3) Now using your numbers how many moles of Octane buring completely would give the CO2 formed and calculated in 2?
0.174 mol C₈H₁₈?

[ch3mgirl]

1) It is more than Avogadro's number.
2)  I got 1.39 mol of CO₂. Am I going on the right track so far?

Yes and Yes

3) Now using your numbers how many moles of Octane buring completely would give the CO2 formed and calculated in 2?
0.174 mol C₈H₁₈?

Okay, so I then converted that into grams and then multiplied by the percent yield and got:

17.2 g of C₈H₁₈

Is this correct?

[DevaDevil]

almost right.

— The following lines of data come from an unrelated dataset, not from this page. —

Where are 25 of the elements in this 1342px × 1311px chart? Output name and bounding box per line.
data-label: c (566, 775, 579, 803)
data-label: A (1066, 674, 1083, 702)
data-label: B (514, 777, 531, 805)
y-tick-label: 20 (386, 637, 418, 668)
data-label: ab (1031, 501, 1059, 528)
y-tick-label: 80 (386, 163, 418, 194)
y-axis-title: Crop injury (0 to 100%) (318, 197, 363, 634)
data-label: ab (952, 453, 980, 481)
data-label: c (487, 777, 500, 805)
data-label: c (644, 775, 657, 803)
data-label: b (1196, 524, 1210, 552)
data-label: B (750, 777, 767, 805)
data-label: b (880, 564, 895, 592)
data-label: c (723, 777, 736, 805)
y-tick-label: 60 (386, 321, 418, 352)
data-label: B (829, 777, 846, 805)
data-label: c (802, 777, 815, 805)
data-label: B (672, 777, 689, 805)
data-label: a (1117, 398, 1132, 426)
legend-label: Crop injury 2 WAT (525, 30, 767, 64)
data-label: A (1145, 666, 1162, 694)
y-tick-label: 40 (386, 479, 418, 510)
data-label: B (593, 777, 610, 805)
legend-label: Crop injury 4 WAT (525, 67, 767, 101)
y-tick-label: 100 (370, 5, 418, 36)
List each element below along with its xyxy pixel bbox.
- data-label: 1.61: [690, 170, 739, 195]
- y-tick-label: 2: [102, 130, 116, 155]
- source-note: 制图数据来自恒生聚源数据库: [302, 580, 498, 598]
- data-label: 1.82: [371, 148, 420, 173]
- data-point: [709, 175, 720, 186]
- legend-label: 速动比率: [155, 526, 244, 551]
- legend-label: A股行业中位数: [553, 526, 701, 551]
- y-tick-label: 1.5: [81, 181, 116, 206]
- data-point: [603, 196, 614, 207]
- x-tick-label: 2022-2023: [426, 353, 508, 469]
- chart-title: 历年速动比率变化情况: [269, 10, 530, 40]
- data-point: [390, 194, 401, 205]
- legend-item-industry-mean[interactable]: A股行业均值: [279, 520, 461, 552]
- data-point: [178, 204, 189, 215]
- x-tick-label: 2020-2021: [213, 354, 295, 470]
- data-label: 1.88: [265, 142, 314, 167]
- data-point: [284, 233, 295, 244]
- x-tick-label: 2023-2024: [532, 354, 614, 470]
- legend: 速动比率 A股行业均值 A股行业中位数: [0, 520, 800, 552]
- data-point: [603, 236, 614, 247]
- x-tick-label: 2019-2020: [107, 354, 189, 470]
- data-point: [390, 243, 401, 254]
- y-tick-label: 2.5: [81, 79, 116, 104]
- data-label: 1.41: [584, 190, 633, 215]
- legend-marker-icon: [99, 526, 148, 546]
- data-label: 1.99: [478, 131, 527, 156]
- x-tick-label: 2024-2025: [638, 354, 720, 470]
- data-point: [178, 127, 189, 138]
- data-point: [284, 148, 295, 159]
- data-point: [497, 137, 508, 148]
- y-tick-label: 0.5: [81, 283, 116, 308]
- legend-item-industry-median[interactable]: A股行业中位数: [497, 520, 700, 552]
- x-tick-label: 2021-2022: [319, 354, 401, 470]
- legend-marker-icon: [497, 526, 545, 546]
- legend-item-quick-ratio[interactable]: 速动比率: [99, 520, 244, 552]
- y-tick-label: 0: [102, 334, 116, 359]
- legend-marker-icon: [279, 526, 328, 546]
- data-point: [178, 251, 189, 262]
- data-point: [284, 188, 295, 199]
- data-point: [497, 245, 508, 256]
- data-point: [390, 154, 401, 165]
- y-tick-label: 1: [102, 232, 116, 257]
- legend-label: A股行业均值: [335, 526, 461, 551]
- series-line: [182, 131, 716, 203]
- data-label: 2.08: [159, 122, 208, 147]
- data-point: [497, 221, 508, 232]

One small thing left is to have a look at the yield.

Let us see:

Yield% = actual moles CO₂ produced / theoretical moles of CO₂ that could be produced given the amount of reactant


so, what does this lead us to:

you calculate the number of moles of CO₂ that are produced correctly, now use them to calculate the amount of moles that could have been formed at full combustion. Then use that number to determine the number of moles (and from there mass) of octane that combusted.
You applied the yield the wrong way around.



one last remark: in one of your first posts you calculated the mass of CO₂ incorrectly. 1.39 mol of CO₂ = 61g, not 6.1!

[ch3mgirl]

almost right. One small thing left is to have a look at the yield.

Let us see:

Yield% = actual moles CO₂ produced / theoretical moles of CO₂ that could be produced given the amount of reactant


so, what does this lead us to:

you calculate the number of moles of CO₂ that are produced correctly, now use them to calculate the amount of moles that could have been formed at full combustion. Then use that number to determine the number of moles (and from there mass) of octane that combusted.
You applied the yield the wrong way around.



one last remark: in one of your first posts you calculated the mass of CO₂ incorrectly. 1.39 mol of CO₂ = 61g, not 6.1!

Eeek, hold on I just got confused! Okay, so I went back and took my actual moles of CO₂ which was 1.39 and divided by the % yield to get 1.60 mol CO₂. I took 1.60 mol CO₂ and divided by 8. I took my answer and then converted to grams and got 22.8 g of C₈H₁₈?

[DevaDevil]

correct!

[ch3mgirl]

correct!

Oh wow.... thanks so much!

[ch3mgirl]

correct!

Oh wow.... thanks so much!

It turns out it was supposed to be 2.28g of octane.

[DrCMS]

If it was actually 8.23 x 10²² molecules and 86.7% yield  or 8.23 x 10²³ molecules but an 8.67% yield then 2.28g is correct but for the question you posted 22.8g is correct. 

If you transcribed the question correctly then you should contact the person who says 2.28g is correct and ask them to prove it.